It is certainly not frequent that a city can boast of having been the capital three times in its history, in a period of thirteen centuries.
But Salerno can do it, which due to its position has found itself on several occasions playing a leading role in the events of Southern Italy and the entire Peninsula. Starting from the 8th century AD, in the middle of the Middle Ages, to end eighty years ago in a crucial phase of the Second World War and the fate of the whole of Italy.
The Lombard capital
774 was a fundamental year in the history of the Lombards in Italy. In the north, where it had been the center of their dominion in Italy for over two centuries, the defeat suffered by King Desiderius by Charlemagne, king of the Franks, marked the fall of the Kingdom. The only dominion left to the Lombards was Langobardia minor with the duchy of Benevento, led by Arechi II who, after the upheavals in the north, took the title of princeps and moved the seat of the new autonomous state to Salerno. The city then experienced a great urban development, evidenced in particular by the castle with its structures to defend the city and the palace of San Pietro a corte. A phase of well-being and growth that continued into the following century, when the Salerno Medical School was born and began to establish itself, whose value was recognized well outside the borders of the principality.
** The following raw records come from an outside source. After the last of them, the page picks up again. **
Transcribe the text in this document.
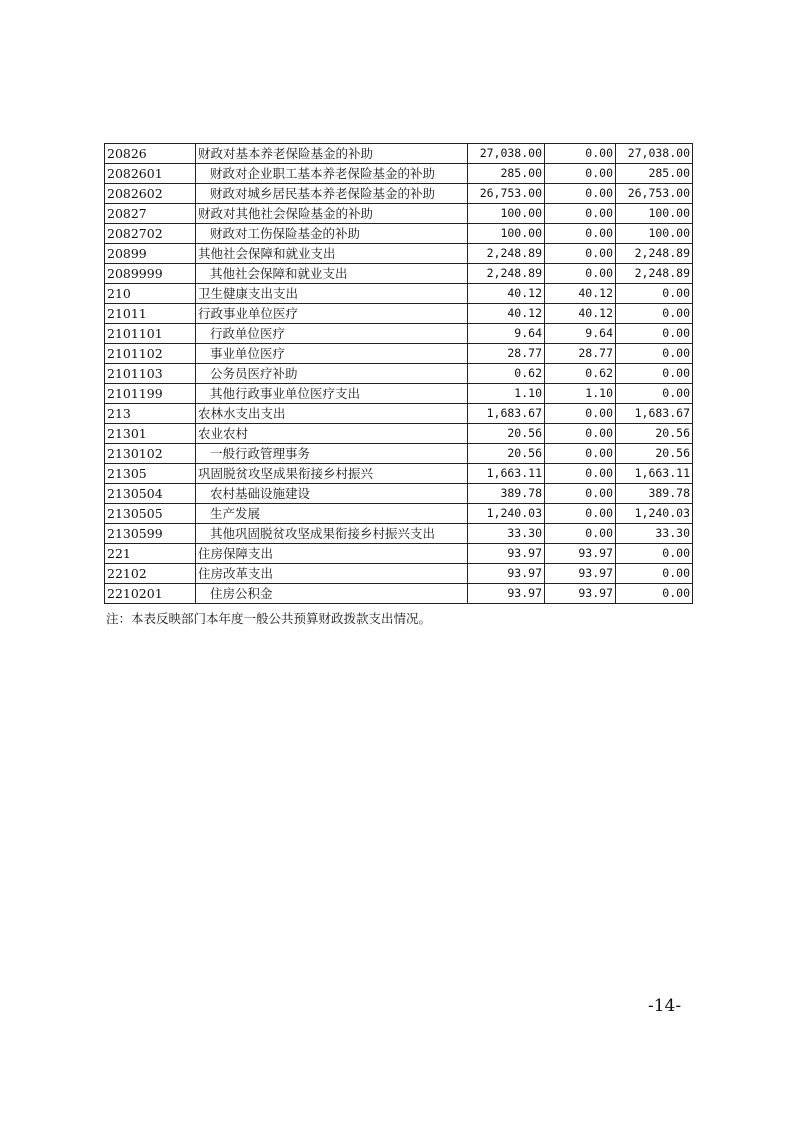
20826	财政对基本养老保险基金的补助	27,038.00	0.00	27,038.00
2082601	财政对企业职工基本养老保险基金的补助	285.00	0.00	285.00
2082602	财政对城乡居民基本养老保险基金的补助	26,753.00	0.00	26,753.00
20827	财政对其他社会保险基金的补助	100.00	0.00	100.00
2082702	财政对工伤保险基金的补助	100.00	0.00	100.00
20899	其他社会保障和就业支出	2,248.89	0.00	2,248.89
2089999	其他社会保障和就业支出	2,248.89	0.00	2,248.89
210	卫生健康支出支出	40.12	40.12	0.00
21011	行政事业单位医疗	40.12	40.12	0.00
2101101	行政单位医疗	9.64	9.64	0.00
2101102	事业单位医疗	28.77	28.77	0.00
2101103	公务员医疗补助	0.62	0.62	0.00
2101199	其他行政事业单位医疗支出	1.10	1.10	0.00
213	农林水支出支出	1,683.67	0.00	1,683.67
21301	农业农村	20.56	0.00	20.56
2130102	一般行政管理事务	20.56	0.00	20.56
21305	巩固脱贫攻坚成果衔接乡村振兴	1,663.11	0.00	1,663.11
2130504	农村基础设施建设	389.78	0.00	389.78
2130505	生产发展	1,240.03	0.00	1,240.03
2130599	其他巩固脱贫攻坚成果衔接乡村振兴支出	33.30	0.00	33.30
221	住房保障支出	93.97	93.97	0.00
22102	住房改革支出	93.97	93.97	0.00
2210201	住房公积金	93.97	93.97	0.00
注：本表反映部门本年度一般公共预算财政拨款支出情况。
-14-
The history of the principality of Salerno and, therefore, of the Lombards in Italy came to an end in 1077, when the city fell into Norman hands, marking the beginning of another era with new rulers who also came from the north.
The Norman capital
The protagonist of the change was Roberto d'Altavilla, known as Guiscardo, who had come to Italy in 1047, intending to conquer a dominion in the south, where some of his half-brothers had already settled in Puglia. From one of them he obtained a small fiefdom in Calabria and from there he began his rise, battle after battle, conquest after conquest, founding the first Norman castles. The alliance with the Pope was decisive in the institutionalization of Norman power between Puglia and Calabria and Roberto became the recognized leader of the new rulers, who were progressively replacing the previous Lombard lords. And Roberto's second wife was Lombard, Sichelgaita of Salerno, sister of Prince Gisulfo II, lord of the city on the Irno river.
Roberto married her, after repudiating his first wife in 1059, the same year as the Treaty and Concordat of Melfi, thanks to which he obtained recognition from the Pope as Duke of Calabria, Puglia and Sicily. More lands to conquer and battles to fight. Roberto's decisive move to definitively take over the Lombard dominions came in 1076, when he decided to conquer the Principality of Salerno and laid siege to the city. His brother-in-law Gisulfo resisted for a year in the castle of Arechi, then, also due to the intervention of Sichelgaita, he abandoned the field, entrusting himself to the protection of Pope Gregory VII and leaving the city to the Norman. In 1077 Roberto moved the capital of the Duchy of Puglia and Calabria from Melfi to Salerno.
The Norman capital experienced another period of great economic, commercial and urban growth. The new palace in Castel Terracena and the Cathedral were then built. And the School experienced great impetus also thanks to Sichelgaita, herself an expert in medicine, who governed as regent between 1085 and 1088.
Salerno remained the capital for fifty years, until 1127 when Roger II took power. It remained, however, a thriving city of primary importance both in Italy and in the Mediterranean.
Capital of Italy
In the decisive year for the fate of the Second World War and the Italian state, Salerno, the first mainland Italian city to be liberated by the allied forces, was the seat of government and residence of the king for five months from 11 February to 15 July. It was precisely on 11 February 1944 that the Italian government, chaired by Pietro Badoglio, had once again assumed all powers over the part of the national territory liberated by the Germans. Therefore, Salerno was a de facto capital, although Rome (in those first months of the year still occupied by Nazi-German troops) had never ceased to be so from a constitutional point of view.
The Presidency of the Council and various ministries were allocated to Palazzo Natella and the other ministries were located in various historic buildings in the city centre, with the exception of the Ministry of Industry and Commerce which was located outside the city, in Vietri sul Mare. Also in the territory of Vietri, in the hamlet of Raito, the king and his family settled in Villa Guariglia. In the government in office on 11 February, the first Badoglio government, there were also two ministers from Salerno: Raffaele Guariglia for Foreign Affairs and Giovanni Cuomo for National Education. It was in those months that the latter minister managed to open a Magisterium in Palazzo Pinto, thus starting the reactivation in Salerno of the university abolished after the Unification of Italy.
On 27 April the second Badoglio government of national unity was formed, implementing the so-called Svolta di Salerno *Salerno Turning Point”, i.e. the agreement concluded between all the member parties of the National Liberation Committee, which also provided for the entry of the Italian Communist Party into the executive. That government remained in charge until June 18. Another national unity government followed, presided over by Ivanoe Bonomi, who left Salerno on 15 July to move to the constitutional capital, Rome, liberated on 4 June.